Delicate and delightful, this Turkish Delight Ice Cream will appreciate people who are fond of the floral flavors.
Hello, my dearest friends. I’m so happy because we’ve got to meet again. Also, I’m pretty excited because it’s Wednesday which is a halfway to Friday. In my book, Wednesdays are little Fridays. Kind of a rehearsal of a weekend. Don’t you feel this way?
Are you having any fabulous plans for this weekend? Personally, I’m having an immensely awesome yet simple plan – relaxing at home doing NOTHING. As per my plans, there are few naps and food being involved. Probably, I’ll include some walking, in between of my naps and food.
I am not planning to cook either!
Please don’t judge me. Everyone deserves to waste their weekends every now and then. Besides, I have a solid excuse. Andrey had a short college break, so we had plenty of trips every Saturday and Sunday. Considering the fact that we had one extended weekend and two additional days off on Fridays, you might be quite sure I am exhausted, and I need some time to relax.
Moreover, as I said, I’m not planning to cook (Unless I get inspired). I’ve realized I have enough recipes until the end of September which will be the perfect transaction between the summer abundance and all these apples and pumpkins. Besides, I need to get some inspiration for my pictures because the summer flowers are already gone, but we haven’t got any beautiful autumn leaves yet :)
Turkish Delight Ice Cream
Anyway, I saw the idea of using Turkish delights in ice cream on the Internet some time ago, and I did like it. As the matter of fact, that was the combo of lavender and rose water which is one of my favorite (Try these marshmallows). Also, I decided to add a little of coconut flavor just cause all these flavors work perfectly together.
What can I say? This Turkish Delight Ice Cream turned fantastic! Well, I know lots of people aren’t fans of either lavender or rose water so if you belong to this category, I don’t encourage you to try this dessert. It has a distinctive floral flavor.
There’s another thing I’d like to note. Turkish delight candies might be rather chewy on their own. Being frozen, they don’t get softer! This was quite all right with me. If you don’t gobble up this ice cream but let it melt for a few seconds in your mouth, the candy gets softer and easy to chew. If you still concern about their hard texture, you can skip adding it in the ice cream but instead sprinkle the frozen dessert with some chopped candy.
What’s you plans for the weekend?
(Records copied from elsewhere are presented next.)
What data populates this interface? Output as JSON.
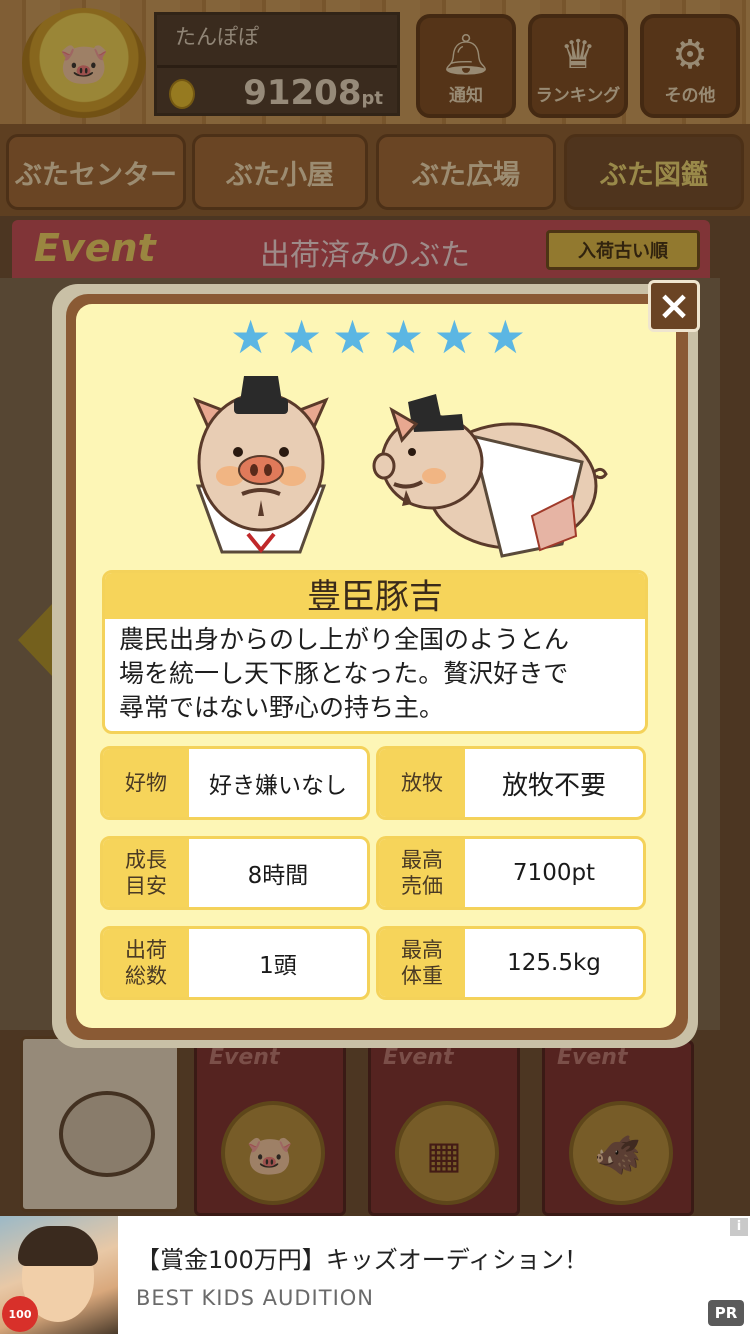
{
  "header": {
    "user_name": "たんぽぽ",
    "points": "91208",
    "points_unit": "pt",
    "buttons": [
      {
        "label": "通知",
        "icon": "bell-icon"
      },
      {
        "label": "ランキング",
        "icon": "crown-icon"
      },
      {
        "label": "その他",
        "icon": "gear-icon"
      }
    ]
  },
  "nav": {
    "tabs": [
      {
        "label": "ぶたセンター",
        "active": false
      },
      {
        "label": "ぶた小屋",
        "active": false
      },
      {
        "label": "ぶた広場",
        "active": false
      },
      {
        "label": "ぶた図鑑",
        "active": true
      }
    ]
  },
  "event_bar": {
    "badge": "Event",
    "title": "出荷済みのぶた",
    "sort_label": "入荷古い順"
  },
  "modal": {
    "close_label": "×",
    "rarity_stars": 6,
    "pig_name": "豊臣豚吉",
    "description_lines": [
      "農民出身からのし上がり全国のようとん",
      "場を統一し天下豚となった。贅沢好きで",
      "尋常ではない野心の持ち主。"
    ],
    "stats": {
      "favorite": {
        "label": "好物",
        "value": "好き嫌いなし"
      },
      "pasture": {
        "label": "放牧",
        "value": "放牧不要"
      },
      "growth": {
        "label": "成長\n目安",
        "value": "8時間"
      },
      "max_price": {
        "label": "最高\n売価",
        "value": "7100pt"
      },
      "shipped": {
        "label": "出荷\n総数",
        "value": "1頭"
      },
      "max_weight": {
        "label": "最高\n体重",
        "value": "125.5kg"
      }
    }
  },
  "cards": {
    "event_label": "Event"
  },
  "ad": {
    "title": "【賞金100万円】キッズオーディション！",
    "subtitle": "BEST KIDS AUDITION",
    "badge_text": "100",
    "info_label": "i",
    "pr_label": "PR"
  },
  "colors": {
    "accent_yellow": "#f6d45a",
    "star_blue": "#5bb6e3",
    "modal_bg": "#fdf6b6",
    "event_red": "#c84a5a"
  }
}
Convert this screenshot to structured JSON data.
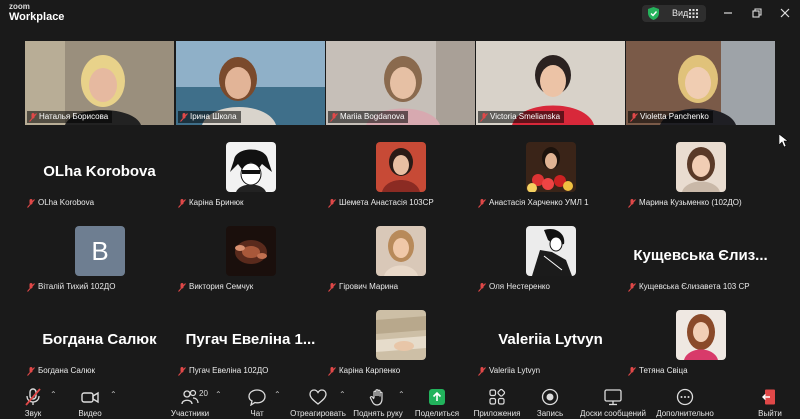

Are you going to make this Turkish Delight Ice Cream?
- 3 cups heavy (35%) cream
- 2/3 cup milk
- 4 egg yolks
- 3 tbsp. honey, or more to taste
- 1-2 tbsp. rose water (less if using extract)
- 1 tsp. lavender extract
- few drops of coconut extract/emulsion, optional
- 1 cup Turkish delight candy, chopped
- In a saucepan heat the milk just until it starts to simmer.
- In a medium bowl whisk the yolks.
- Stir in the yolks in the milk mixture and continue cooking over low heat and not allowing to boil, constantly mixing, for about 5-6 minutes.
- Remove from heat and add in the heavy cream and the honey. Completely cool.
- Stir in the rose water, lavender extract, and coconut extract.
- Pour the mixture into an ice cream maker and freeze as recommended in the manual, about 25-30 minutes.
- When the ice cream is firm and almost ready (few minutes before the cycle is over), add the chopped Turkish delight.
- Transfer it into a container and completely freeze; it might take 4-5 hours.